/statebox

Erlang state "monad" with merge/conflict-resolution capabilities. Useful for Riak.

Primary LanguageErlangOtherNOASSERTION

statebox - state "monad" for automated conflict resolution

bob@redivi.com

Overview:

statebox is a data structure you can use with an eventually consistent system such as riak to resolve conflicts between siblings in a deterministic manner.

Status:

Used in production at Mochi Media for multiple backend services.

Theory:

A statebox wraps a current value and an event queue. The event queue is an ordered list of {timestamp(), op()}. When two or more statebox are merged with statebox:merge/1, the event queues are merged with lists:umerge/1 and the operations are performed again over the current value of the newest statebox, producing a new statebox with conflicts resolved in a deterministic manner.

An op() is a {fun(), [term()]}, with all but the last argument specified in the term list. For example {ordsets:add_element/2, [a]}. To evaluate this op, ordsets:add_element(a, value(Statebox)) will be called. It is also possible to specify an op() as a {module(), atom(), [term()]} tuple, or as a list of op() when performing several operations at the same timestamp.

There are several important limitations on the kinds of op() that are safe to use ({F, [Arg]} is the example op() used below):

  • An op() must be repeatable: F(Arg, F(Arg, Value)) =:= F(Arg, Value)
  • If the {fun(), [term()]} form is used, the fun() should be a reference to an exported function.
  • F(Arg, Value) should return the same type as Value.

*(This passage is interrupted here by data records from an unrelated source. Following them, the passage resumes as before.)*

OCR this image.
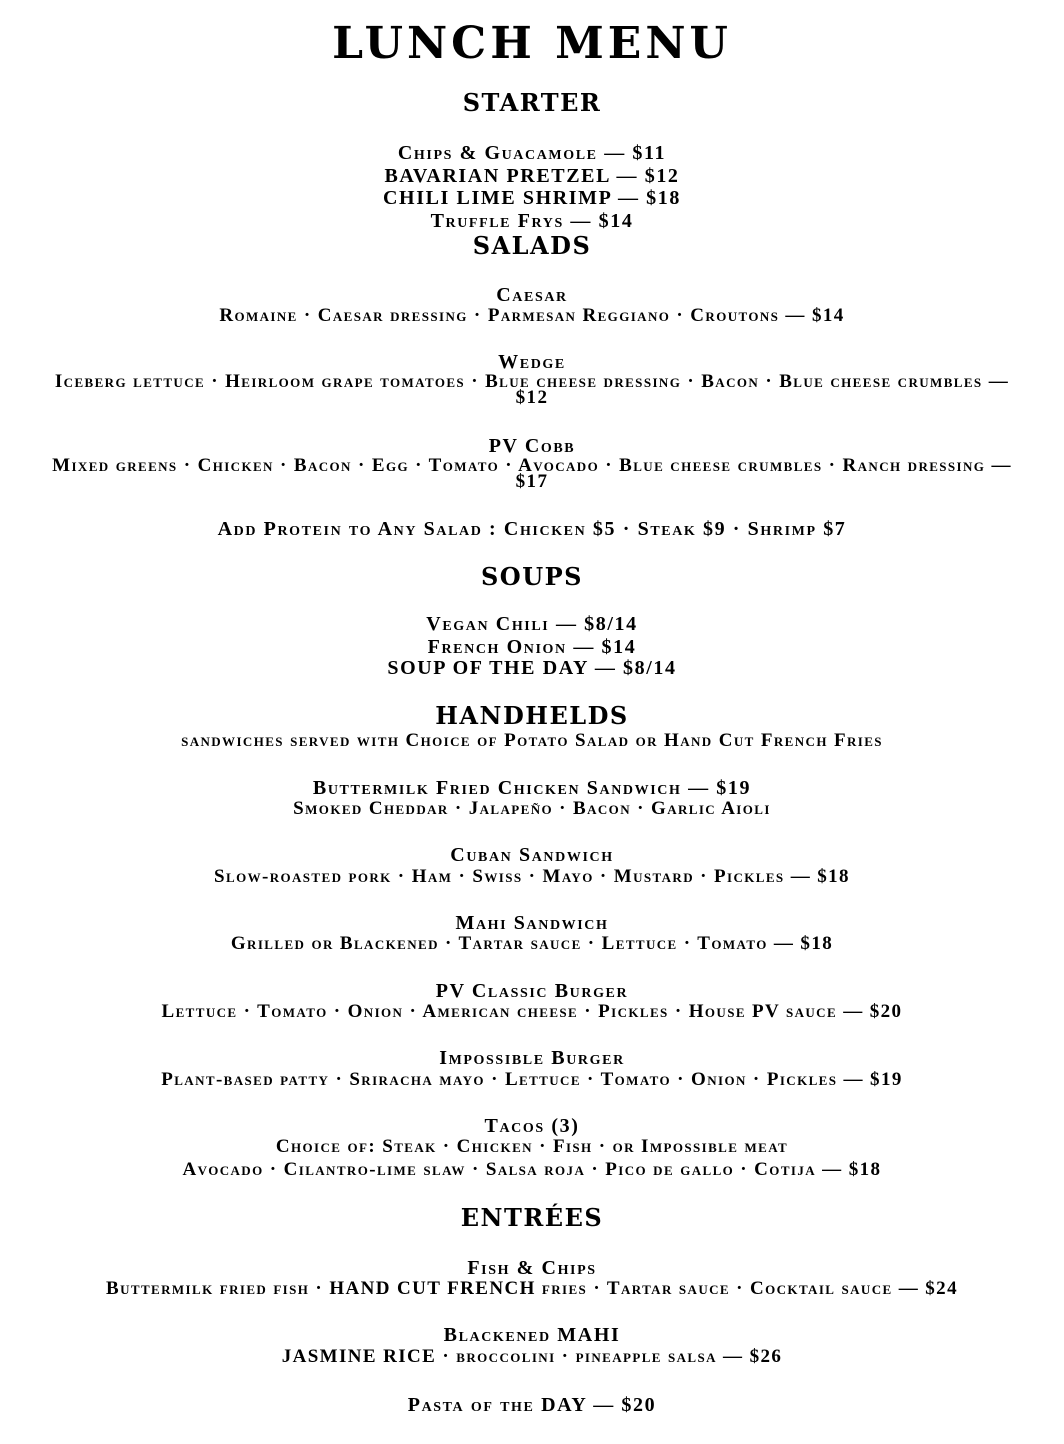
LUNCH MENU
STARTER
Chips & Guacamole — $11
BAVARIAN PRETZEL — $12
CHILI LIME SHRIMP — $18
Truffle Frys — $14
SALADS
Caesar
Romaine · Caesar dressing · Parmesan Reggiano · Croutons — $14
Wedge
Iceberg lettuce · Heirloom grape tomatoes · Blue cheese dressing · Bacon · Blue cheese crumbles — $12
PV Cobb
Mixed greens · Chicken · Bacon · Egg · Tomato · Avocado · Blue cheese crumbles · Ranch dressing — $17
Add Protein to Any Salad : Chicken $5 · Steak $9 · Shrimp $7
SOUPS
Vegan Chili — $8/14
French Onion — $14
SOUP OF THE DAY — $8/14
HANDHELDS
sandwiches served with Choice of Potato Salad or Hand Cut French Fries
Buttermilk Fried Chicken Sandwich — $19
Smoked Cheddar · Jalapeño · Bacon · Garlic Aioli
Cuban Sandwich
Slow-roasted pork · Ham · Swiss · Mayo · Mustard · Pickles — $18
Mahi Sandwich
Grilled or Blackened · Tartar sauce · Lettuce · Tomato — $18
PV Classic Burger
Lettuce · Tomato · Onion · American cheese · Pickles · House PV sauce — $20
Impossible Burger
Plant-based patty · Sriracha mayo · Lettuce · Tomato · Onion · Pickles — $19
Tacos (3)
Choice of: Steak · Chicken · Fish · or Impossible meat
Avocado · Cilantro-lime slaw · Salsa roja · Pico de gallo · Cotija — $18
ENTRÉES
Fish & Chips
Buttermilk fried fish · HAND CUT FRENCH fries · Tartar sauce · Cocktail sauce — $24
Blackened MAHI
JASMINE RICE · broccolini · pineapple salsa — $26
Pasta of the DAY — $20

Some examples of safe to use op() that ship with Erlang:

  • {fun ordsets:add_element/2, [SomeElem]} and {fun ordsets:del_element/2, [SomeElem]}
  • {fun ordsets:union/2, [SomeOrdset]} and {fun ordsets:subtract/2, [SomeOrdset]}
  • {fun orddict:store/3, [Key, Value]}

Some examples of functions you can not use as op():

  • {fun orddict:update_counter, [Key, Inc]} - it is not repeatable. F(a, 1, [{a, 0}]) =/= F(a, 1, F(a, 1, [{a, 0}]))

Optimizations:

There are two functions that modify a statebox that can be used to reduce its size. One or both of these should be done every time before serializing the statebox.

  • truncate(N, Statebox) return Statebox with no more than N events in its queue.
  • expire(Age, Statebox) return Statebox with no events older than last_modified(Statebox) - Age. If using new/1 and modify/2, then this is in milliseconds.

Usage:

Simple ordsets() example:

New = statebox:new(fun () -> [] end),
ChildA = statebox:modify({fun ordsets:add_element/2, [a]}, New),
ChildB = statebox:modify({fun ordsets:add_element/2, [b]}, New),
Resolved = statebox:merge([ChildA, ChildB]),
statebox:value(Resolved) =:= [a, b].

With manual control over timestamps:

New = statebox:new(0, fun () -> [] end),
ChildA = statebox:modify(1, {fun ordsets:add_element/2, [a]}, New),
ChildB = statebox:modify(2, {fun ordsets:add_element/2, [b]}, New),
Resolved = statebox:merge([ChildA, ChildB]),
statebox:value(Resolved) =:= [a, b].

Using the statebox_orddict convenience wrapper:

New = statebox_orddict:from_values([]),
ChildA = statebox:modify([statebox_orddict:f_store(a, 1),
                          statebox_orddict:f_union(c, [a, aa])],
                         New),
ChildB = statebox:modify([statebox_orddict:f_store(b, 1),
                          statebox_orddict:f_union(c, [b, bb])],
                         New),
Resovled = statebox_orddict:from_values([ChildA, ChildB]),
statebox:value(Resolved) =:= [{a, 1}, {b, 1}, {c, [a, aa, b, bb]}].

Resources

On Mochi Labs

statebox, an eventually consistent data model for Erlang (and Riak) on the Mochi Labs blog describes the rationale for statebox and shows how it works.

Convergent / Commutative Replicated Data Types

The technique used to implement this is similar to what is described in this paper: A comprehensive study of Convergent and Commutative Replicated Data Types. statebox was developed without knowledge of the paper, so the terminology and implementation details differ.

I think the technique used by statebox would be best described as a state-based object, although the merge algorithm and event queue is similar to how op-based objects are described.